Conditions like chronic headaches, gastrointestinal problems, and sinus issues can increase behavioral symptoms that overlap with autism. Ruling these out helps the team ensure the diagnosis is accurate and that treatable conditions aren’t being missed. The goal is a complete picture, not just a label.
What the Diagnosis Looks Like
To receive an autism diagnosis, a child must show difficulties in all three areas of social communication: back-and-forth social interaction, nonverbal communication like eye contact and gestures, and developing and maintaining relationships with peers. They must also show at least two of four types of restricted or repetitive behaviors. These include repetitive movements or speech patterns, rigid adherence to routines with distress at small changes, intensely focused interests, and unusual reactions to sensory input like strong dislike of certain sounds or textures, or a lack of reaction to pain.
These behaviors must be present from early childhood, even if they weren’t recognized at the time, and they must meaningfully affect daily functioning. The diagnosis also includes a severity level from 1 to 3, which reflects how much support your child needs. Level 1 means the child needs some support, Level 2 means substantial support, and Level 3 means very substantial support. This level can change over time as a child develops and receives services.
Wait Times Can Be Long
One of the biggest frustrations parents face is the wait. A survey of autism diagnostic centers conducted in late 2022 and early 2023 found that nearly two-thirds of centers had wait times longer than four months. About 31% reported waits of four to six months, 15% had waits of seven to eleven months, and over 15% reported waits exceeding one year or had stopped accepting new patients entirely. Only 13% of centers could see families within four weeks.
These delays vary significantly by region and by the type of specialist. Urban areas with major children’s hospitals sometimes have the longest waits because of high demand, while some rural areas have few specialists at all. Private-pay evaluations, where you pay out of pocket rather than through insurance, can sometimes shorten the wait, but they are expensive and not accessible to every family.
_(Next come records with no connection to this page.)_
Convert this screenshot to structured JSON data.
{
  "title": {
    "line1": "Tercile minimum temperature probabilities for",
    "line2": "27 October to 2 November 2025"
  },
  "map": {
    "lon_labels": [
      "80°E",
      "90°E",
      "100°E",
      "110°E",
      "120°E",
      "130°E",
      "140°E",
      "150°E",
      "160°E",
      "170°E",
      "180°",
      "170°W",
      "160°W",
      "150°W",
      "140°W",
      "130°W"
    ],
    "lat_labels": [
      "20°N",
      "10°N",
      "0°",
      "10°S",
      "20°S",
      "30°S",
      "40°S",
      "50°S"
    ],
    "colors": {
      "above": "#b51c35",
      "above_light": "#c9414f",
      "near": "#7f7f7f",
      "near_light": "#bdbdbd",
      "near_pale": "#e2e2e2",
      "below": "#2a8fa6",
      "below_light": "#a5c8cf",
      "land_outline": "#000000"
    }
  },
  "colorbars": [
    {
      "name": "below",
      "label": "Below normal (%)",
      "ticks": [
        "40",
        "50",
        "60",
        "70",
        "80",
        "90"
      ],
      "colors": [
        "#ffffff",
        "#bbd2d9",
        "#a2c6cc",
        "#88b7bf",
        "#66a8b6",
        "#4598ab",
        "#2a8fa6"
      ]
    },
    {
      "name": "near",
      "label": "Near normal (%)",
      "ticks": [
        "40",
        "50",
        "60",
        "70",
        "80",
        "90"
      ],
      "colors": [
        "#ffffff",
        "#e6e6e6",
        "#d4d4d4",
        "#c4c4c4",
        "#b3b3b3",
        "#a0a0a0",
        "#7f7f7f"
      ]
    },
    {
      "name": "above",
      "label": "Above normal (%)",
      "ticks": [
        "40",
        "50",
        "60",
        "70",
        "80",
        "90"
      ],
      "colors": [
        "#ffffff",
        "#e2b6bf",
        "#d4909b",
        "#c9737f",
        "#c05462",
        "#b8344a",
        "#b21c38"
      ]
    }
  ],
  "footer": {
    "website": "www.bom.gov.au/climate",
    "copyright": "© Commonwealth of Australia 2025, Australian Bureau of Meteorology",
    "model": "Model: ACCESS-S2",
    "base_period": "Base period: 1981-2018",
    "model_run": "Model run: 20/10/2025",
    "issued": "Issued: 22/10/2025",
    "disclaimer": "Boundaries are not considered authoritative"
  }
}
What You Can Do While Waiting
You don’t have to wait for a formal diagnosis to start getting your child help. If your child is under 3, contact your state’s early intervention program. These programs are federally mandated and provide services like speech therapy and developmental support based on developmental delay alone, without requiring an autism diagnosis. Your pediatrician can make the referral, or you can contact the program directly.
For children 3 and older, your local school district is required to evaluate your child for special education services if you request it in writing. The school’s evaluation is separate from a medical diagnosis and focuses on how your child’s development affects their learning, but it can unlock speech therapy, occupational therapy, and classroom accommodations while you wait for the clinical evaluation.
Keep a log of specific behaviors that concern you, including when they happen and how often. Note your child’s responses to social situations, changes in routine, sensory experiences, and communication attempts. This kind of detailed, concrete information is extremely valuable to the specialist when you do get your appointment, and it helps ensure nothing important is overlooked during a single evaluation session.